Что есть сон? Произвольная и необузданная совокупность воспоминаний – беспорядочная вереница образов, воспринятая однажды бодрствующим сознанием. Это хаотическое воскрешение мертвецов – древних и современных, добрых и злых. Они восстают из своих полуразрушенных гробниц, и каждый предстает в своем обыденном обличье. Они спешат вперед, толкаясь и толпясь, чтобы побыстрее предстать пред тем, кто их созвал на Пир. Но он ли их призвал? Нет, не он, – нет у него такой власти. Он от нее отрекся и подчинился чужой воле. Он мертв, и вместе с призраками ему не подняться. Рассудок его покинул, а вместе с ним утрачена и способность удивляться. Чудовищное, неестественное, нелепое – все это просто, правильно и разумно. Смешное не забавляет, невозможное не способно удивить. Сновидец – вот кто истинный поэт, «кипит его воображенье».
Воображение – это просто память. Попробуйте представить то, чего вы никогда не видели, не испытали, не слышали или не читали. Или представьте себе живое существо, лишенное, например, тела, головы, конечностей или хвоста, – это примерно то же самое, что дом без стен и крыши. Бодрствуя, мы распоряжаемся собственной волей и суждениями, мы можем их контролировать и ими управлять, можем извлекать из хранилищ памяти то, что хотим, и исключать – порой, правда, с трудом – то, что не соответствует нашей цели. Но, когда мы спим, нами управляют наши фантазии. Они хаотичны, причудливо перемешаны, элементы их переплетены – настолько, что кажутся нам чем-то совершенно новым, но на самом деле хорошо нам известны.
Сны не несут нашему воображению ничего нового, кроме новых сочетаний уже известного.
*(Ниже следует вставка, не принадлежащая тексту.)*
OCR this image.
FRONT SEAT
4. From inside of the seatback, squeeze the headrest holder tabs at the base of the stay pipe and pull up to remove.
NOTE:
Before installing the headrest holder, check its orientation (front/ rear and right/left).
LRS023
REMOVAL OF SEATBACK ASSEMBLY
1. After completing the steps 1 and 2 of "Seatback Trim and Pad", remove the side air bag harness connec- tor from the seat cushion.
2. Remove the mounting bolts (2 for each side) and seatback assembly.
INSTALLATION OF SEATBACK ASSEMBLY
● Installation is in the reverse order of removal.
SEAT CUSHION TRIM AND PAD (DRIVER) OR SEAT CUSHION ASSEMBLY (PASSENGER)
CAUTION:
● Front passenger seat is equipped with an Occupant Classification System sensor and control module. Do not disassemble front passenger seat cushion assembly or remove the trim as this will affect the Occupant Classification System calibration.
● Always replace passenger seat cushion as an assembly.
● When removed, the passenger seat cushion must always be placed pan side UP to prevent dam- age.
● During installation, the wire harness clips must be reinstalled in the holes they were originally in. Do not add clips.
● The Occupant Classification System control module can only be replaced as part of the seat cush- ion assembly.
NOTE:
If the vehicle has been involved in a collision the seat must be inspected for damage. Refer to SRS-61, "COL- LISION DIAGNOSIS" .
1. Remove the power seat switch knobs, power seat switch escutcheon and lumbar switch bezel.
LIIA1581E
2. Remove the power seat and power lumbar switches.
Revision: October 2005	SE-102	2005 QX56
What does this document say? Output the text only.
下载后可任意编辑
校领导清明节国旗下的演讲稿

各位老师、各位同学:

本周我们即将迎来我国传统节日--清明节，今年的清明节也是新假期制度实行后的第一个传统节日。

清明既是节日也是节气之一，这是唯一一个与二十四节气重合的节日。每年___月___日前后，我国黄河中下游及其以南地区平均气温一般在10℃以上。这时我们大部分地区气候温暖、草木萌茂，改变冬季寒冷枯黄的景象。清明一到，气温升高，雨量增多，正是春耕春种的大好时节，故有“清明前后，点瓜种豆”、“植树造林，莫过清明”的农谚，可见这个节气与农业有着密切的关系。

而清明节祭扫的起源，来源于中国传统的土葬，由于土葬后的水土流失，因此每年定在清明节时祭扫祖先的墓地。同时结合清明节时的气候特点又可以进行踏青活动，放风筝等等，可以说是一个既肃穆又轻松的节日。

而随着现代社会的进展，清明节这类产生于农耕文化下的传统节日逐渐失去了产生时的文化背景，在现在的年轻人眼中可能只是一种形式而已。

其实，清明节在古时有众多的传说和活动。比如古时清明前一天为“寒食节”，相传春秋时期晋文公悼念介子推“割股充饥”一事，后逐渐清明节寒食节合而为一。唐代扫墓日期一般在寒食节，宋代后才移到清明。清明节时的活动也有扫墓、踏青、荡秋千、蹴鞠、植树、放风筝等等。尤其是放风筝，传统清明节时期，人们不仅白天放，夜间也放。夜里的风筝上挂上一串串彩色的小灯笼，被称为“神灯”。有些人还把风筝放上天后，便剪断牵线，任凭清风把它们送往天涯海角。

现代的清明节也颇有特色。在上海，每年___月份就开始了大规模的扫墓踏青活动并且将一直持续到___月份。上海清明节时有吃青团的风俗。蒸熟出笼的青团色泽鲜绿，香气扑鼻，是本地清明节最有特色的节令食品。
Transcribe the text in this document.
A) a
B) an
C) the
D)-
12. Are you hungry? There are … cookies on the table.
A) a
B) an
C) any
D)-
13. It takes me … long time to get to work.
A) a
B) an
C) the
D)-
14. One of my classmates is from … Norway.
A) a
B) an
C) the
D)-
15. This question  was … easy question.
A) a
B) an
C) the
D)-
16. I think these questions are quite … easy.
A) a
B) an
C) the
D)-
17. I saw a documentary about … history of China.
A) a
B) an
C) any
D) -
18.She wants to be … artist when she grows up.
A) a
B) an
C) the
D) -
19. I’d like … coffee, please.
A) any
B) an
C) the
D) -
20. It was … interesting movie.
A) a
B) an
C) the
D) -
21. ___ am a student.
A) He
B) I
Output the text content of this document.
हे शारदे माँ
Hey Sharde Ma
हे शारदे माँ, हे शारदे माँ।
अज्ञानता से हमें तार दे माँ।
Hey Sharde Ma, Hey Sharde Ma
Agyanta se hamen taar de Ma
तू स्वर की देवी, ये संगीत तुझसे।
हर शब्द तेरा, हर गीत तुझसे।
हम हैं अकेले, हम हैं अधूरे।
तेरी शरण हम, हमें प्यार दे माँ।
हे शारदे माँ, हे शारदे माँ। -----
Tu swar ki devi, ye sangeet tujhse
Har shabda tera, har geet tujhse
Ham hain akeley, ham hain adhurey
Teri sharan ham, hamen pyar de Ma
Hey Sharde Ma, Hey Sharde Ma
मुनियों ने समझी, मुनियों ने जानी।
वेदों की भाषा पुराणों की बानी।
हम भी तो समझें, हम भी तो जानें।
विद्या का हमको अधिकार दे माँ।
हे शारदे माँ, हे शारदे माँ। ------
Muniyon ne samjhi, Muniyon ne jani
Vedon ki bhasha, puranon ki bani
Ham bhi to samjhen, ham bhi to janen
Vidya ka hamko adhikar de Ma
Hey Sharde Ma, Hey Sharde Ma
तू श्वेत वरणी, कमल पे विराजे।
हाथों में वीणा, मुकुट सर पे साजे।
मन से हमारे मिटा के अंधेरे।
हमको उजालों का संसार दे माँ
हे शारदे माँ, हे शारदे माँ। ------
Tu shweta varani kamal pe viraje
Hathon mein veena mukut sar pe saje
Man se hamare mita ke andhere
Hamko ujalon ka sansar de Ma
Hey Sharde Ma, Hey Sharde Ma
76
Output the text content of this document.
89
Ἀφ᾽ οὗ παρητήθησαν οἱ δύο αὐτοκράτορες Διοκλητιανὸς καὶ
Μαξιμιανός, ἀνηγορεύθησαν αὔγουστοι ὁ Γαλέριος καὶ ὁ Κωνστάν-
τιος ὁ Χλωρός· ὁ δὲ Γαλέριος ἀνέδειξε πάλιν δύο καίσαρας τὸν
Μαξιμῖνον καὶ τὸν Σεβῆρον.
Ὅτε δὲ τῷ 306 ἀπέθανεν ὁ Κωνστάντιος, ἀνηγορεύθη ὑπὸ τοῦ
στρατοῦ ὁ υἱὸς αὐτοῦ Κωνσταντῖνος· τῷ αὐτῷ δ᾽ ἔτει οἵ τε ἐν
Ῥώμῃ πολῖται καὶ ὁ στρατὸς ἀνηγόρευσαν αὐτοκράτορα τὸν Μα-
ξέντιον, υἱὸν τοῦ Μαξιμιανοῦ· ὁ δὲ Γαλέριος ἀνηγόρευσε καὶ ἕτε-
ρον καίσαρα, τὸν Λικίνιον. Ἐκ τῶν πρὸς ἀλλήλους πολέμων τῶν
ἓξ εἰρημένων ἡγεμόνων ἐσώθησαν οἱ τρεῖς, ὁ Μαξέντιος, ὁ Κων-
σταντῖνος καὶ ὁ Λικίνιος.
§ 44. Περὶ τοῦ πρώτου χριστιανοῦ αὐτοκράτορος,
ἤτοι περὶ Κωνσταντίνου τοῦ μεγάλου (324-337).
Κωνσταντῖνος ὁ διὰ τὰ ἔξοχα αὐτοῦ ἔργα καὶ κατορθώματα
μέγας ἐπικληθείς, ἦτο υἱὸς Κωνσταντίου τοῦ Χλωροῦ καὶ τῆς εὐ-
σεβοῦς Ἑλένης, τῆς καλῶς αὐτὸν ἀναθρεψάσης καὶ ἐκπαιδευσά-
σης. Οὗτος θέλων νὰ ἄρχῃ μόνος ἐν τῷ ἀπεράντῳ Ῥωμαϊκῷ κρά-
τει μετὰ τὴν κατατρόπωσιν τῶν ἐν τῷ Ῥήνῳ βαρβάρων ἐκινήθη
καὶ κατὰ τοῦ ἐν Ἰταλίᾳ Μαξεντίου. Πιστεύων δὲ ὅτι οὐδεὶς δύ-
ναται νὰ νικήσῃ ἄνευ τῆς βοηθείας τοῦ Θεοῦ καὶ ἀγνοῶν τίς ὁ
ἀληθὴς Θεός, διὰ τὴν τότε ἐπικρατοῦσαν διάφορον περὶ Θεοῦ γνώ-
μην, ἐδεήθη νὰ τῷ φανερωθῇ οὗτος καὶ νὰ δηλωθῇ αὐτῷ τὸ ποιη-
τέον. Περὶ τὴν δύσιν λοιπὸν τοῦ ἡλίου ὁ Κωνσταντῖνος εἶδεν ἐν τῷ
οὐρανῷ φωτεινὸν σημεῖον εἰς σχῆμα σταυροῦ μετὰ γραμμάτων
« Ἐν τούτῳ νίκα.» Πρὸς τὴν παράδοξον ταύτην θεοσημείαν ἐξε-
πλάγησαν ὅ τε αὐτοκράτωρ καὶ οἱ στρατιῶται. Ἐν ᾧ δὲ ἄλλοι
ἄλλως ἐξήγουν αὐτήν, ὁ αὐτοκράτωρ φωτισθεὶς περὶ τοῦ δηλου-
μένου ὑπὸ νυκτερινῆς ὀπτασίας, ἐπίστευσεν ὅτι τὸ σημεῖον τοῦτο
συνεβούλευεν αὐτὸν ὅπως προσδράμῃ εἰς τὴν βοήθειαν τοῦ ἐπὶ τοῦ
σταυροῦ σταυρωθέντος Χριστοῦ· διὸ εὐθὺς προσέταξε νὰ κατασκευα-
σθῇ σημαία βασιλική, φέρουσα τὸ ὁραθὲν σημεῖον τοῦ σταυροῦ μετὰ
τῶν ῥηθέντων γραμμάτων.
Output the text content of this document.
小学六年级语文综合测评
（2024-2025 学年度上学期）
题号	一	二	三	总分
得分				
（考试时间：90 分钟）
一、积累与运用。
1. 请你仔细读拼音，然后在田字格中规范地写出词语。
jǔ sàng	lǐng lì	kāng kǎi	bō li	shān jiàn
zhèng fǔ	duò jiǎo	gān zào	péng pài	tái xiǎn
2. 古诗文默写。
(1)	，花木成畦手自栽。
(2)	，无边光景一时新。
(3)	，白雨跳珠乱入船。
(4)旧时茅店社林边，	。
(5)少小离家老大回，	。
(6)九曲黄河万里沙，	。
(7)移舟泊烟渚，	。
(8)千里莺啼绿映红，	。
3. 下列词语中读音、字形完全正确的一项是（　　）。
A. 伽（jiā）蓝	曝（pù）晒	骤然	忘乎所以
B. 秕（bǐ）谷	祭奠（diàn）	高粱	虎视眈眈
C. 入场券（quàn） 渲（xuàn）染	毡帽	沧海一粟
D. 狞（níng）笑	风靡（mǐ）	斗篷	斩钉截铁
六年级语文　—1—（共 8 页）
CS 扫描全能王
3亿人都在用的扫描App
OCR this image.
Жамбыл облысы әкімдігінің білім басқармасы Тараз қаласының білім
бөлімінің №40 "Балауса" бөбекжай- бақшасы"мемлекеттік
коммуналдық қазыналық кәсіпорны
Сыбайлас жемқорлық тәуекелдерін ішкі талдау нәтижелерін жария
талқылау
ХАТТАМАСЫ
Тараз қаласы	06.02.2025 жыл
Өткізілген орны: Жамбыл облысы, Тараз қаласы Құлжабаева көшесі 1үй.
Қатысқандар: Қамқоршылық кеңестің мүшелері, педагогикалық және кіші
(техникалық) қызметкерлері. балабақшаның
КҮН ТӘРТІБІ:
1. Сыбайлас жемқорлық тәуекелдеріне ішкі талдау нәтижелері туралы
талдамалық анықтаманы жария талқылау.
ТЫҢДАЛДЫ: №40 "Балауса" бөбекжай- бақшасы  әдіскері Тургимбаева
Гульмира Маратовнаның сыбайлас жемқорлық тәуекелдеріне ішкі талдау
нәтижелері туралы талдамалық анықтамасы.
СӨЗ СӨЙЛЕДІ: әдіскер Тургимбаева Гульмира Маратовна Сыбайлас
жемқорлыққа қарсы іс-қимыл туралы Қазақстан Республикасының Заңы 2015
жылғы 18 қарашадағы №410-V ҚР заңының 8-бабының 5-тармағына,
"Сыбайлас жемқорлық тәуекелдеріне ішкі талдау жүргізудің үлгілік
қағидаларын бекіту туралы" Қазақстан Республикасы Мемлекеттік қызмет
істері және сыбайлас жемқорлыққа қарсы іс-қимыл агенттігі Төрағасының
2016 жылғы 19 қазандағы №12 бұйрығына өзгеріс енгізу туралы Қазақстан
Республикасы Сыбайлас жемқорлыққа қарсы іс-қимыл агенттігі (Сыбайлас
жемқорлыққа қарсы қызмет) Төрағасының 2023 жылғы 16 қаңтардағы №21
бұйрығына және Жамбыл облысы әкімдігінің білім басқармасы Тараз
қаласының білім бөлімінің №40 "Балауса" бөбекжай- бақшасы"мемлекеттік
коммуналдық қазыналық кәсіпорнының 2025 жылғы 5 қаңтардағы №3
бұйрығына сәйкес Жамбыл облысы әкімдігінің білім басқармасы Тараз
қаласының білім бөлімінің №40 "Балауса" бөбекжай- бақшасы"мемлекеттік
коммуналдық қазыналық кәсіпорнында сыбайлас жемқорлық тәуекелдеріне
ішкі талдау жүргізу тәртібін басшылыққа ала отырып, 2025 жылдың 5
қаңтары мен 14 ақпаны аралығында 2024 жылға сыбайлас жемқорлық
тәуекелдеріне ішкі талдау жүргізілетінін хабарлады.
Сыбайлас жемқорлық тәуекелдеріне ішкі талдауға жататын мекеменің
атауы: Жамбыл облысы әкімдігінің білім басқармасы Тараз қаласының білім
То, «из чего сделаны сновидения», аккумулировали наши собственные чувства и сохранили в памяти, – примерно так, как белки собирают впрок орехи. Но по крайней мере одно из человеческих чувств ничего не вносит в мир сновидений – это обоняние. Запах никогда не снится. Зрение, осязание, слух и, вероятно, вкус – все они задействованы в создании наших ночных видений. Но у снов нет носа. Удивительно, как древние поэты, эти проницательные наблюдатели, не обратили внимания на данную особенность бога сновидений. Как, впрочем, и их послушные слуги – древние скульпторы. Возможно, конечно, что последние – достойные всяческих похвал! – трудясь для потомков, рассудили, что время и невзгоды обязательно внесут коррективы и приведут все к общему знаменателю – в соответствии с естеством природы.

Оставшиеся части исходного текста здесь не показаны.